Discussions found on the web:
  1. Eclectic commented on Apr 22

    The Big Picture, as a single image:

    “Red sky at night,
    ….sailor’s delight.
    Red sky in morning,
    ….sailor take warning.”

    Anybody know what that means?

  2. Eclectic commented on Apr 22

    It’s possible the metaphor is a perfect descriptor of the economy, and if so, everything about our most recent observations would fit the metaphor perfectly.

  3. John commented on Apr 22

    It means that when the sky is red in the morning, a storm is coming. At night, the storm is moving away.

    So is that picture of a morning or an evening?

  4. MAS (San Diego) commented on Apr 22

    Your Pop!: Why Bubbles Are Great For The Economy link is not working.

  5. Eclectic commented on Apr 22

    The saying is an observation that the atmosphere is stable to the west (the setting sun’s rays filter through suspended dust) and thus maybe the night will not bring a storm (fronts proceed generally west to east).

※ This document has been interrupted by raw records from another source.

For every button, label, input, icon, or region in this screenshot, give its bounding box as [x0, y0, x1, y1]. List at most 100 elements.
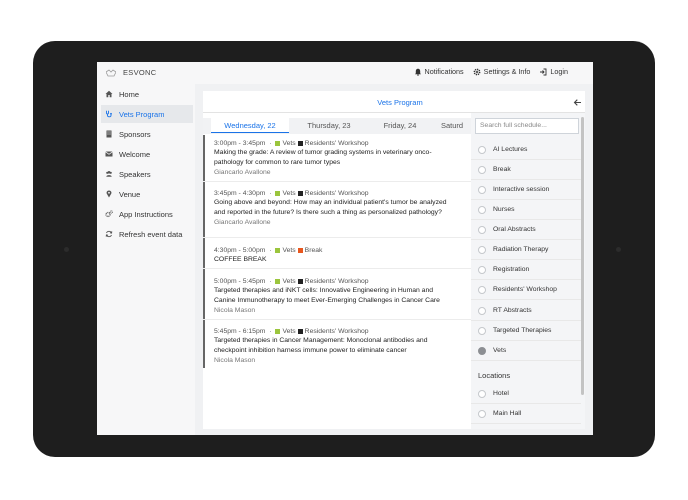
login-label: Login: [550, 67, 568, 76]
session-time: 3:45pm - 4:30pm: [214, 189, 266, 197]
sidebar-item-welcome[interactable]: Welcome: [101, 145, 193, 163]
settings-info-link[interactable]: Settings & Info: [473, 67, 530, 76]
filter-radio[interactable]: [478, 225, 486, 234]
sidebar-item-label: Refresh event data: [119, 229, 183, 239]
sidebar-item-refresh[interactable]: Refresh event data: [101, 225, 193, 243]
filter-label: Registration: [493, 266, 530, 273]
tab-thursday[interactable]: Thursday, 23: [291, 118, 367, 133]
tablet-camera-right: [616, 247, 621, 252]
session-title-line: checkpoint inhibition harness immune pow…: [214, 347, 407, 354]
search-input[interactable]: Search full schedule...: [475, 118, 579, 134]
session-speaker: Giancarlo Avallone: [214, 219, 271, 226]
sidebar-item-label: Home: [119, 89, 140, 99]
filter-radio[interactable]: [478, 389, 486, 398]
filter-radio[interactable]: [478, 409, 486, 418]
session-track: Vets: [282, 327, 296, 335]
sidebar-item-sponsors[interactable]: Sponsors: [101, 125, 193, 143]
filter-panel: Search full schedule... AI Lectures Brea…: [471, 113, 585, 429]
sidebar-item-label: Venue: [119, 189, 141, 199]
session-item[interactable]: 3:45pm - 4:30pm · Vets Residents' Worksh…: [203, 188, 471, 238]
tab-saturday[interactable]: Saturd: [441, 118, 471, 133]
session-item[interactable]: 5:45pm - 6:15pm · Vets Residents' Worksh…: [203, 320, 471, 368]
app-screen: ESVONC Notifications Settings & Info Log…: [97, 62, 593, 435]
filter-label: Main Hall: [493, 410, 522, 417]
session-meta: 3:45pm - 4:30pm · Vets Residents' Worksh…: [214, 189, 369, 197]
session-time: 3:00pm - 3:45pm: [214, 139, 266, 147]
filter-track-item[interactable]: Radiation Therapy: [471, 240, 581, 260]
sidebar-item-app-instructions[interactable]: App Instructions: [101, 205, 193, 223]
back-arrow-icon[interactable]: [573, 98, 582, 107]
filter-track-item[interactable]: Residents' Workshop: [471, 280, 581, 300]
cogs-icon: [105, 210, 113, 218]
login-icon: [540, 68, 547, 75]
filter-track-item[interactable]: RT Abstracts: [471, 301, 581, 321]
filter-location-item[interactable]: Hotel: [471, 384, 581, 404]
filter-radio[interactable]: [478, 285, 486, 294]
track-color-dot: [275, 247, 281, 253]
session-item[interactable]: 5:00pm - 5:45pm · Vets Residents' Worksh…: [203, 270, 471, 320]
session-category: Residents' Workshop: [304, 189, 369, 197]
category-color-dot: [297, 328, 303, 334]
filter-radio[interactable]: [478, 326, 486, 335]
filter-label: Break: [493, 166, 511, 173]
filter-radio[interactable]: [478, 185, 486, 194]
tab-friday[interactable]: Friday, 24: [367, 118, 433, 133]
session-title-line: COFFEE BREAK: [214, 256, 267, 263]
filter-track-item[interactable]: AI Lectures: [471, 140, 581, 160]
session-meta: 5:45pm - 6:15pm · Vets Residents' Worksh…: [214, 327, 369, 335]
filter-label: Hotel: [493, 390, 509, 397]
tablet-camera-left: [64, 247, 69, 252]
filter-track-item[interactable]: Oral Abstracts: [471, 220, 581, 240]
page-title: Vets Program: [377, 98, 423, 107]
login-link[interactable]: Login: [539, 67, 568, 76]
track-color-dot: [275, 190, 281, 196]
session-time: 5:45pm - 6:15pm: [214, 327, 266, 335]
track-color-dot: [275, 278, 281, 284]
tab-wednesday[interactable]: Wednesday, 22: [211, 118, 289, 133]
filter-track-item[interactable]: Targeted Therapies: [471, 321, 581, 341]
sidebar: Home Vets Program Sponsors Welcome Speak…: [97, 84, 195, 435]
locations-heading: Locations: [478, 371, 511, 380]
category-color-dot: [297, 247, 303, 253]
filter-radio[interactable]: [478, 205, 486, 214]
filter-label: Residents' Workshop: [493, 286, 557, 293]
session-item[interactable]: 3:00pm - 3:45pm · Vets Residents' Worksh…: [203, 138, 471, 182]
filter-radio[interactable]: [478, 165, 486, 174]
filter-track-item[interactable]: Nurses: [471, 200, 581, 220]
filter-track-item[interactable]: Registration: [471, 260, 581, 280]
notifications-link[interactable]: Notifications: [414, 67, 464, 76]
category-color-dot: [297, 140, 303, 146]
session-track: Vets: [282, 189, 296, 197]
session-title-line: Going above and beyond: How may an indiv…: [214, 199, 447, 206]
brand-name: ESVONC: [123, 68, 157, 77]
session-meta: 4:30pm - 5:00pm · Vets Break: [214, 246, 323, 254]
filter-track-item[interactable]: Vets: [471, 341, 581, 361]
session-category: Residents' Workshop: [304, 327, 369, 335]
filter-radio[interactable]: [478, 145, 486, 154]
sidebar-item-speakers[interactable]: Speakers: [101, 165, 193, 183]
filter-track-item[interactable]: Break: [471, 160, 581, 180]
sidebar-item-venue[interactable]: Venue: [101, 185, 193, 203]
filter-radio[interactable]: [478, 306, 486, 315]
map-pin-icon: [106, 190, 112, 198]
filter-radio[interactable]: [478, 245, 486, 254]
filter-location-item[interactable]: Main Hall: [471, 404, 581, 424]
sidebar-item-label: Welcome: [119, 149, 151, 159]
session-meta: 3:00pm - 3:45pm · Vets Residents' Worksh…: [214, 139, 369, 147]
filter-label: Radiation Therapy: [493, 246, 549, 253]
filter-label: Oral Abstracts: [493, 226, 536, 233]
session-title-line: pathology for common to rare tumor types: [214, 159, 341, 166]
track-color-dot: [275, 328, 281, 334]
stethoscope-icon: [106, 110, 112, 118]
session-item[interactable]: 4:30pm - 5:00pm · Vets Break COFFEE BREA…: [203, 239, 471, 269]
sidebar-item-vets-program[interactable]: Vets Program: [101, 105, 193, 123]
filter-scrollbar[interactable]: [581, 117, 584, 395]
filter-radio[interactable]: [478, 265, 486, 274]
filter-track-item[interactable]: Interactive session: [471, 180, 581, 200]
session-speaker: Giancarlo Avallone: [214, 169, 271, 176]
filter-radio[interactable]: [478, 346, 486, 355]
sidebar-item-home[interactable]: Home: [101, 85, 193, 103]
session-speaker: Nicola Mason: [214, 357, 256, 364]
notifications-label: Notifications: [424, 67, 464, 76]
session-category: Residents' Workshop: [304, 277, 369, 285]
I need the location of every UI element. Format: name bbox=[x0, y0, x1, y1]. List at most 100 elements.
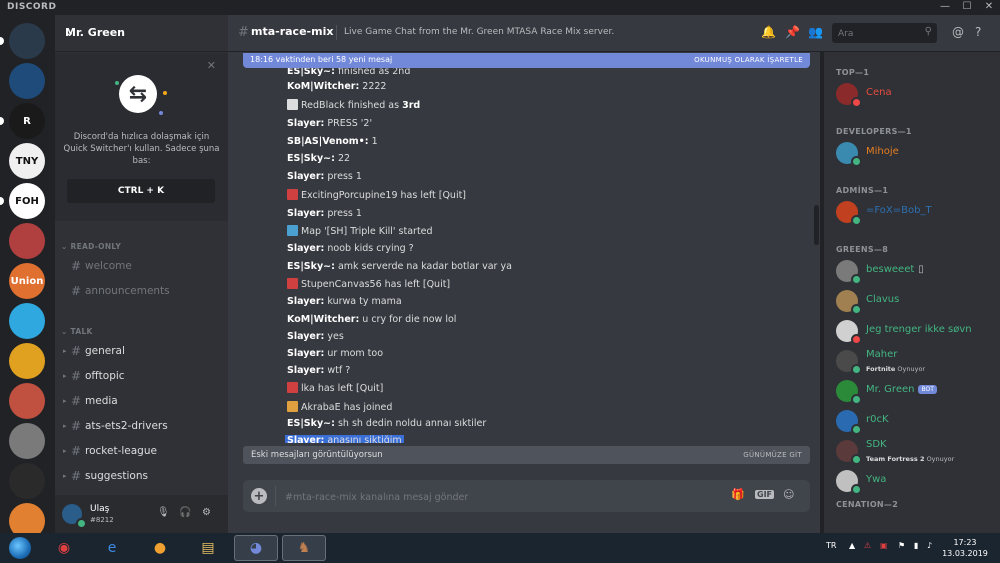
channel-welcome[interactable]: # welcome bbox=[63, 257, 223, 275]
media-player-taskbar-button[interactable]: ● bbox=[138, 535, 182, 561]
language-indicator[interactable]: TR bbox=[826, 541, 836, 550]
discord-taskbar-button[interactable]: ◕ bbox=[234, 535, 278, 561]
chrome-taskbar-button[interactable]: ◉ bbox=[42, 535, 86, 561]
message-author[interactable]: Slayer: bbox=[287, 331, 324, 342]
jump-to-present-button[interactable]: GÜNÜMÜZE GİT bbox=[743, 451, 802, 459]
member-item[interactable]: SDK Team Fortress 2 Oynuyor bbox=[836, 439, 996, 468]
pin-icon[interactable]: 📌 bbox=[785, 25, 800, 39]
server-icon[interactable] bbox=[9, 503, 45, 533]
member-item[interactable]: Cena bbox=[836, 83, 996, 111]
switch-arrows-icon: ⇆ bbox=[119, 75, 157, 113]
server-icon[interactable] bbox=[9, 423, 45, 459]
file-explorer-taskbar-button[interactable]: ▤ bbox=[186, 535, 230, 561]
message-author[interactable]: ES|Sky~: bbox=[287, 261, 335, 272]
message-author[interactable]: KoM|Witcher: bbox=[287, 81, 359, 92]
close-icon[interactable]: ✕ bbox=[207, 59, 216, 72]
server-icon[interactable] bbox=[9, 223, 45, 259]
member-item[interactable]: besweeet ▯ bbox=[836, 260, 996, 288]
tray-arrow-icon[interactable]: ▲ bbox=[849, 541, 855, 550]
mention-icon[interactable]: @ bbox=[952, 25, 964, 39]
member-item[interactable]: Maher Fortnite Oynuyor bbox=[836, 349, 996, 378]
start-button[interactable] bbox=[2, 534, 38, 562]
server-icon[interactable] bbox=[9, 343, 45, 379]
member-item[interactable]: Clavus bbox=[836, 290, 996, 318]
close-window-button[interactable]: ✕ bbox=[979, 1, 999, 12]
chevron-right-icon: ▸ bbox=[63, 472, 67, 480]
channel-announcements[interactable]: # announcements bbox=[63, 282, 223, 300]
mark-read-button[interactable]: OKUNMUŞ OLARAK İŞARETLE bbox=[694, 56, 803, 64]
upload-plus-icon[interactable]: + bbox=[251, 488, 267, 504]
headphones-icon[interactable]: 🎧 bbox=[179, 507, 191, 518]
members-icon[interactable]: 👥 bbox=[808, 25, 823, 39]
message-author[interactable]: Slayer: bbox=[287, 348, 324, 359]
channel-suggestions[interactable]: ▸ # suggestions bbox=[63, 467, 223, 485]
message-author[interactable]: ES|Sky~: bbox=[287, 153, 335, 164]
game-taskbar-button[interactable]: ♞ bbox=[282, 535, 326, 561]
server-icon[interactable] bbox=[9, 463, 45, 499]
category-talk[interactable]: ⌄ TALK bbox=[61, 327, 93, 336]
internet-explorer-taskbar-button[interactable]: e bbox=[90, 535, 134, 561]
pdf-icon[interactable]: ▣ bbox=[880, 541, 888, 550]
time: 17:23 bbox=[953, 538, 977, 547]
minimize-button[interactable]: — bbox=[935, 1, 955, 12]
server-icon[interactable] bbox=[9, 383, 45, 419]
message-author[interactable]: Slayer: bbox=[287, 365, 324, 376]
message-author[interactable]: ES|Sky~: bbox=[287, 68, 335, 77]
signal-icon[interactable]: ▮ bbox=[914, 541, 918, 550]
old-messages-bar: Eski mesajları görüntülüyorsun GÜNÜMÜZE … bbox=[243, 446, 810, 464]
decor-dot bbox=[115, 81, 119, 85]
gif-icon[interactable]: GIF bbox=[755, 490, 775, 499]
emoji-icon[interactable]: ☺ bbox=[783, 488, 794, 501]
member-item[interactable]: =FoX=Bob_T bbox=[836, 201, 996, 229]
flag-icon[interactable]: ⚑ bbox=[898, 541, 905, 550]
channel-offtopic[interactable]: ▸ # offtopic bbox=[63, 367, 223, 385]
message-author[interactable]: Slayer: bbox=[287, 243, 324, 254]
message-author[interactable]: SB|AS|Venom•: bbox=[287, 136, 369, 147]
shortcut-button[interactable]: CTRL + K bbox=[67, 179, 215, 203]
search-input[interactable] bbox=[836, 26, 920, 42]
maximize-button[interactable]: ☐ bbox=[957, 1, 977, 12]
server-icon[interactable] bbox=[9, 23, 45, 59]
guild-header[interactable]: Mr. Green ⌄ bbox=[55, 15, 228, 52]
microphone-icon[interactable]: 🎙 bbox=[157, 507, 170, 518]
server-icon[interactable]: TNY bbox=[9, 143, 45, 179]
channel-media[interactable]: ▸ # media bbox=[63, 392, 223, 410]
member-item[interactable]: Ywa bbox=[836, 470, 996, 498]
message-author[interactable]: Slayer: bbox=[287, 296, 324, 307]
message-text: ur mom too bbox=[327, 348, 384, 359]
member-item[interactable]: Mr. Green BOT bbox=[836, 380, 996, 408]
search-box[interactable]: ⚲ bbox=[832, 23, 937, 43]
gear-icon[interactable]: ⚙ bbox=[202, 507, 211, 518]
message-author[interactable]: Slayer: bbox=[287, 208, 324, 219]
volume-icon[interactable]: ♪ bbox=[927, 541, 932, 550]
scrollbar[interactable] bbox=[814, 205, 819, 245]
new-messages-bar[interactable]: 18:16 vaktinden beri 58 yeni mesaj OKUNM… bbox=[243, 53, 810, 68]
member-item[interactable]: Jeg trenger ikke søvn bbox=[836, 320, 996, 348]
gift-icon[interactable]: 🎁 bbox=[731, 488, 745, 501]
server-icon[interactable]: FOH bbox=[9, 183, 45, 219]
channel-rocket-league[interactable]: ▸ # rocket-league bbox=[63, 442, 223, 460]
category-readonly[interactable]: ⌄ READ-ONLY bbox=[61, 242, 121, 251]
message-author[interactable]: Slayer: bbox=[287, 171, 324, 182]
server-icon[interactable]: Union bbox=[9, 263, 45, 299]
member-item[interactable]: r0cK bbox=[836, 410, 996, 438]
member-item[interactable]: Mihoje bbox=[836, 142, 996, 170]
help-icon[interactable]: ? bbox=[975, 25, 981, 39]
message-author[interactable]: ES|Sky~: bbox=[287, 418, 335, 429]
server-icon[interactable]: R bbox=[9, 103, 45, 139]
clock[interactable]: 17:23 13.03.2019 bbox=[940, 537, 990, 559]
message-author[interactable]: Slayer: bbox=[287, 118, 324, 129]
member-activity: Fortnite Oynuyor bbox=[866, 365, 925, 373]
channel-sidebar: Mr. Green ⌄ ✕ ⇆ Discord'da hızlıca dolaş… bbox=[55, 15, 228, 533]
message-text: kurwa ty mama bbox=[327, 296, 402, 307]
server-icon[interactable] bbox=[9, 303, 45, 339]
message-author[interactable]: KoM|Witcher: bbox=[287, 314, 359, 325]
antivirus-icon[interactable]: ⚠ bbox=[864, 541, 871, 550]
channel-general[interactable]: ▸ # general bbox=[63, 342, 223, 360]
message-author[interactable]: Slayer: bbox=[287, 435, 324, 443]
member-name: Cena bbox=[866, 87, 892, 98]
server-icon[interactable] bbox=[9, 63, 45, 99]
channel-ats-ets2-drivers[interactable]: ▸ # ats-ets2-drivers bbox=[63, 417, 223, 435]
message-input[interactable] bbox=[283, 488, 707, 506]
bell-icon[interactable]: 🔔 bbox=[761, 25, 776, 39]
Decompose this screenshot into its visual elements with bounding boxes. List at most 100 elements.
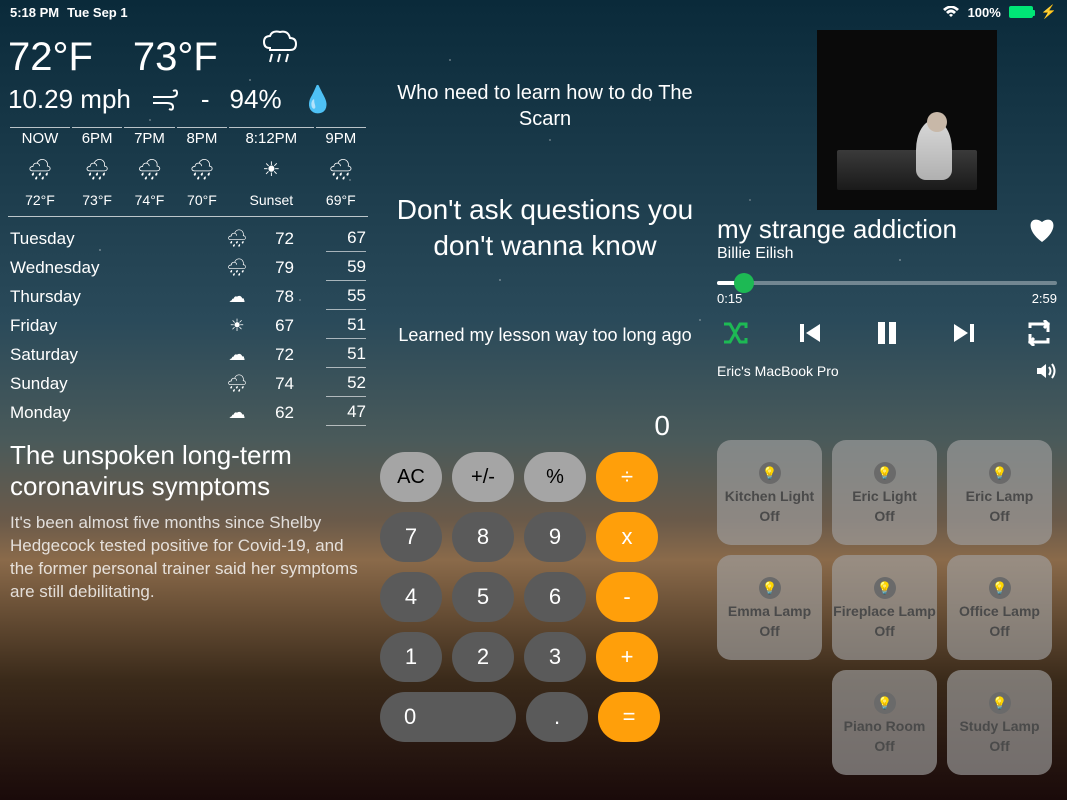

    Blustery winds clear the sky of dust and eventually leave it the color blue.

    If the sailor sees a red sky when the sun sets, he can be somewhat satisfied that the next front is at least to the distant west far enough that it won’t overtake him during the night. Of course a gray sky or, worse, a blackening sky before sunset would be worrisome, but even a blue sky may be, because something is about to change.

    A red sky in the morning still doesn’t mean there will be a storm today, but the fact that it’s red means the sailor is still in something (stable air) that he can see its front is already to his eastward observation… and thus the tail end of the peaceful air mass (at the boundary of the next front that will pass eventually) must be nearer than it was yesterday.

    It’s always in the sailor’s best interest to figure the odds correctly, and that saying is all about the odds for upcoming weather.

    And that’s a pretty good metaphor for today’s economy in my opinion.

  6. Eclectic commented on Apr 22

    John, per you:

    “So is that picture of a morning or an evening?”

    The picture is of a lighthouse. Sorry, I don’t do coasts.